Ali Mazrui'nin, Bağcılar Belediyesi ve Fatih Sultan Mehmet Vakıf Üniversitesi tarafından ortaklaşa düzenlenen 3. Uluslar arası İbn Haldun Sempozyumu'nun açılış konuşmasını yaparken söyledikleri, sadece bunlardan ibaret değil tabii.

Sosyolojik konularda dünya çapında referans alınan başlıca isimlerden olan Mazrui, Türkiye'nin günümüzde Afrika üzerinde hala devam eden etkisine de işaret ederek, bu etkinin Osmanlı Devletinin vaktiyle adalete dayalı olarak kurmuş olduğu iktisadi, siyasi ve hukuki sistemden kaynaklandığını belirtiyor. Diğer bazı ülkelerle birlikte Türkiye'nin üzerine çok vazifeler düştüğünü söyleyen Mazrui'nin, İslam dünyasını büyük ve ümit verici gelişmelerin beklediği tespitinde bulunduğunu da ilave edelim.

Ali Mazrui'nin söylediklerinin önemini artıran bir husus da, sempozyumun açılışında bulunan bir diğer isim olan Prof. Dr. Şerif Mardin'in söyledikleri.
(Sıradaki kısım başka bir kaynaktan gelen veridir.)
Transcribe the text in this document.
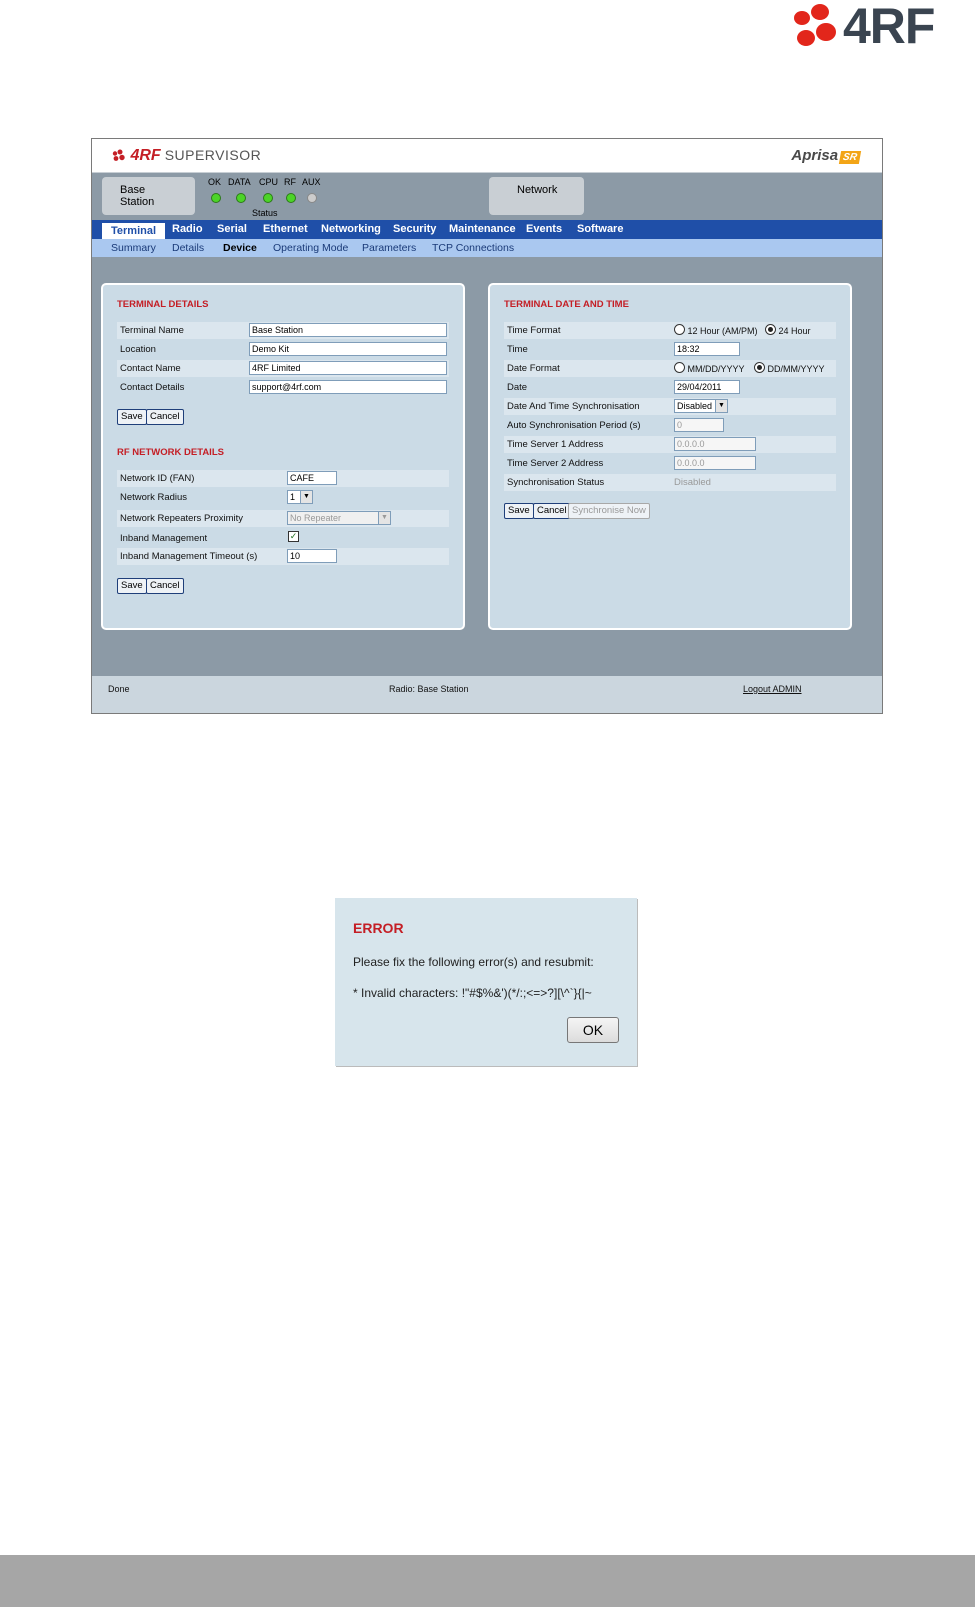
4RF
4RF SUPERVISOR	Aprisa SR
Base Station
OK DATA CPU RF AUX
Status
Network
Terminal	Radio Serial Ethernet Networking Security Maintenance Events Software
Summary Details Device Operating Mode Parameters TCP Connections
TERMINAL DETAILS
Terminal Name	Base Station
Location	Demo Kit
Contact Name	4RF Limited
Contact Details	support@4rf.com
Save Cancel
RF NETWORK DETAILS
Network ID (FAN)	CAFE
Network Radius	1	▼
Network Repeaters Proximity	No Repeater	▼
Inband Management	✓
Inband Management Timeout (s)	10
Save Cancel
TERMINAL DATE AND TIME
Time Format	12 Hour (AM/PM)	24 Hour
Time	18:32
Date Format	MM/DD/YYYY	DD/MM/YYYY
Date	29/04/2011
Date And Time Synchronisation	Disabled ▼
Auto Synchronisation Period (s)	0
Time Server 1 Address	0.0.0.0
Time Server 2 Address	0.0.0.0
Synchronisation Status	Disabled
Save Cancel Synchronise Now
Done	Radio: Base Station	Logout ADMIN
ERROR
Please fix the following error(s) and resubmit:
* Invalid characters: !"#$%&')(*/:;<=>?][\^`}{|~
OK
Mardin, Ali Mazrui'yi takdim ederken yaptığı konuşma sırasında “Batı'da başarı güç ve zenginlik ile ölçülürken, İslam dünyasında ise bunların ötesinde sonsuz bir hayat tahayyülü olduğu” tespitini paylaştı izleyicilerle ve İbn Haldun'un nerdeyse 6 asır sonra bile gündemde kalabilmesini, “teorilerini bu sonsuz hayata gönderme yaparak inşa etmesi” ile yorumladı.

Sempozyumda İbn Haldun'un Tarih, iktisat, sosyoloji, siyaset gibi birçok sosyal bilim için temel teşkil eden görüşlerini ihtiva eden Mukaddime isimli eseri temel alınarak sunulan tebliğler, 1375 yılında kaleme alındığı bilinen bu eserin, günümüzde olup biten birçok siyasi, ekonomik ve toplumsal olayın değerlendirilmesi ve karşılaşılan problemlerin çözümü açısından oldukça önemli veriler içerdiğini ortaya koyar mahiyetteydi.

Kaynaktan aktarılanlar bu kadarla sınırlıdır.